We need to ensure that information and advice is available at time of sight loss in clinics and this could be provided if an Eye Clinic Liaison Officer were employed at every eye clinic.
Eye clinics should link with voluntary sector and local societies to let people know what information is available.
Third-party organisations play a huge role in supporting carers, LA’s need to ensure they are linking up with third party organiastions and chairites that also provide services to family carers and their loved ones.
CCGs are required to provide a single care plan and are working towards this. Can the guidance reinforce this requirement and that this single view is not a technical health or social care document but a user friendly ‘care plan’ held by the patient/service user in their home and taken with them to appointments or shown to professional attending so that professionals do not have to ask for the same information.
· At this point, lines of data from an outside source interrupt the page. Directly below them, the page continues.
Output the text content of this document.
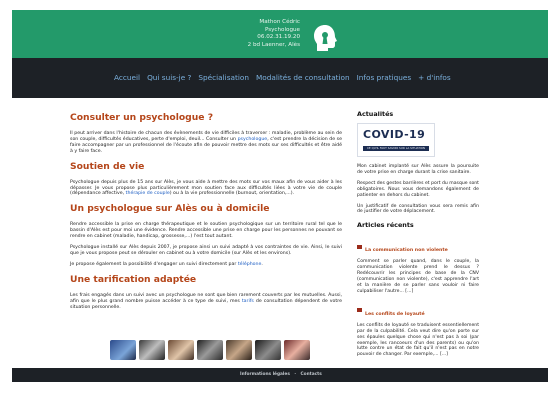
Mathon Cédric
Psychologue
06.02.31.19.20
2 bd Laenner, Alès
Accueil Qui suis-je ? Spécialisation Modalités de consultation Infos pratiques + d'infos
Consulter un psychologue ?

Il peut arriver dans l'histoire de chacun des évènements de vie difficiles à traverser : maladie, problème au sein de son couple, difficultés éducatives, perte d'emploi, deuil... Consulter un psychologue, c'est prendre la décision de se faire accompagner par un professionnel de l'écoute afin de pouvoir mettre des mots sur ses difficultés et être aidé à y faire face.

Soutien de vie

Psychologue depuis plus de 15 ans sur Alès, je vous aide à mettre des mots sur vos maux afin de vous aider à les dépasser. Je vous propose plus particulièrement mon soutien face aux difficultés liées à votre vie de couple (dépendance affective, thérapie de couple) ou à la vie professionnelle (burnout, orientation,...).

Un psychologue sur Alès ou à domicile

Rendre accessible la prise en charge thérapeutique et le soutien psychologique sur un territoire rural tel que le bassin d'Alès est pour moi une évidence. Rendre accessible une prise en charge pour les personnes ne pouvant se rendre en cabinet (maladie, handicap, grossesse,...) l'est tout autant.

Psychologue installé sur Alès depuis 2007, je propose ainsi un suivi adapté à vos contraintes de vie. Ainsi, le suivi que je vous propose peut se dérouler en cabinet ou à votre domicile (sur Alès et les environs).

Je propose également la possibilité d'engager un suivi directement par téléphone.

Une tarification adaptée

Les frais engagés dans un suivi avec un psychologue ne sont que bien rarement couverts par les mutuelles. Aussi, afin que le plus grand nombre puisse accéder à ce type de suivi, mes tarifs de consultation dépendent de votre situation personnelle.

Actualités
COVID-19
CE QU'IL FAUT SAVOIR SUR LA SITUATION

Mon cabinet implanté sur Alès assure la poursuite de votre prise en charge durant la crise sanitaire.

Respect des gestes barrières et port du masque sont obligatoires. Nous vous demandons également de patienter en dehors du cabinet.

Un justificatif de consultation vous sera remis afin de justifier de votre déplacement.

Articles récents
La communication non violente

Comment se parler quand, dans le couple, la communication violente prend le dessus ? Redécouvrir les principes de base de la CNV (communication non violente), c'est apprendre l'art et la manière de se parler sans vouloir ni faire culpabiliser l'autre... [...]

Les conflits de loyauté

Les conflits de loyauté se traduisent essentiellement par de la culpabilité. Cela veut dire qu'on porte sur ses épaules quelque chose qui n'est pas à soi (par exemple, les rancoeurs d'un des parents) ou qu'on lutte contre un état de fait qu'il n'est pas en notre pouvoir de changer. Par exemple,... [...]

Informations légales · Contacts
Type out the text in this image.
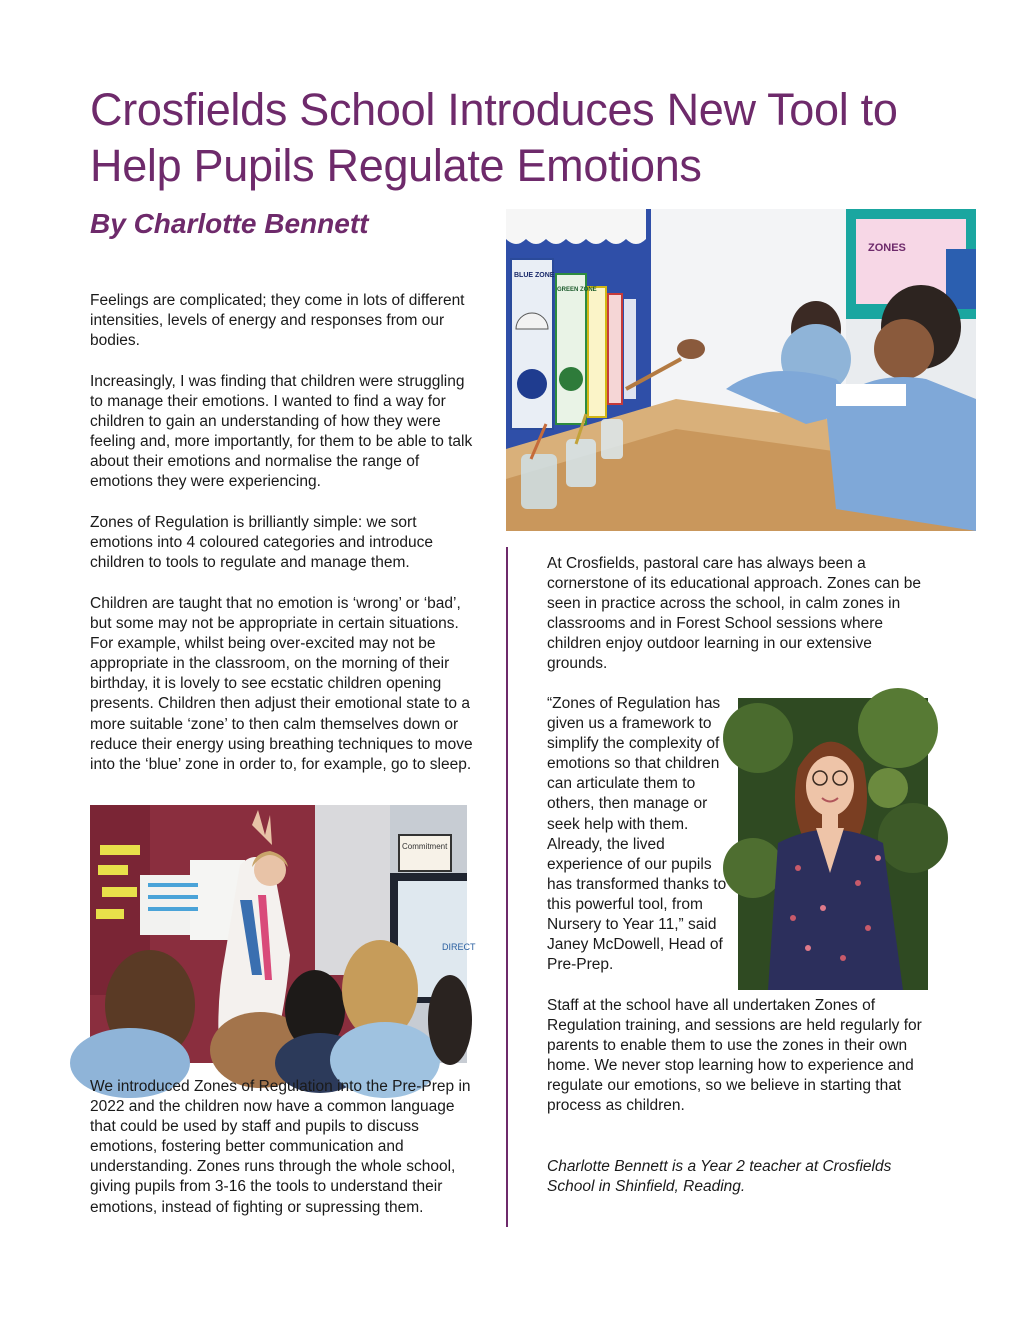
Crosfields School Introduces New Tool to Help Pupils Regulate Emotions
By Charlotte Bennett

Feelings are complicated; they come in lots of different intensities, levels of energy and responses from our bodies.

Increasingly, I was finding that children were struggling to manage their emotions. I wanted to find a way for children to gain an understanding of how they were feeling and, more importantly, for them to be able to talk about their emotions and normalise the range of emotions they were experiencing.

Zones of Regulation is brilliantly simple: we sort emotions into 4 coloured categories and introduce children to tools to regulate and manage them.

Children are taught that no emotion is ‘wrong’ or ‘bad’, but some may not be appropriate in certain situations. For example, whilst being over-excited may not be appropriate in the classroom, on the morning of their birthday, it is lovely to see ecstatic children opening presents. Children then adjust their emotional state to a more suitable ‘zone’ to then calm themselves down or reduce their energy using breathing techniques to move into the ‘blue’ zone in order to, for example, go to sleep.

Commitment
DIRECT

We introduced Zones of Regulation into the Pre-Prep in 2022 and the children now have a common language that could be used by staff and pupils to discuss emotions, fostering better communication and understanding. Zones runs through the whole school, giving pupils from 3-16 the tools to understand their emotions, instead of fighting or supressing them.

BLUE ZONE
GREEN ZONE
ZONES

At Crosfields, pastoral care has always been a cornerstone of its educational approach. Zones can be seen in practice across the school, in calm zones in classrooms and in Forest School sessions where children enjoy outdoor learning in our extensive grounds.

“Zones of Regulation has given us a framework to simplify the complexity of emotions so that children can articulate them to others, then manage or seek help with them. Already, the lived experience of our pupils has transformed thanks to this powerful tool, from Nursery to Year 11,” said Janey McDowell, Head of Pre-Prep.

Staff at the school have all undertaken Zones of Regulation training, and sessions are held regularly for parents to enable them to use the zones in their own home. We never stop learning how to experience and regulate our emotions, so we believe in starting that process as children.

Charlotte Bennett is a Year 2 teacher at Crosfields School in Shinfield, Reading.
Carers should collectively be supported to come together and be part of local decision-making, providing clear direction to shape local contexts
Local authorities should provide opportunities for user-led and carer-led third sector services to support carers/users in shaping how information and advice is delivered locally. This should not be tokenistic and users and carers should be at the heart of change. Experienced, skilled and trained carers exist locally and should be used to bring carers (and users) together to share information and advice, experiences and recommendations about change. This work should be done in a group/training environment to empower carers/users and strengthen their local voices.
I think all service providers should be made to offer support directly or direct people in the right direction if themselves are unable to help, i.e my partner who I care for is autistic and has been refused help from health services because she does not meet their criteria for the help / support.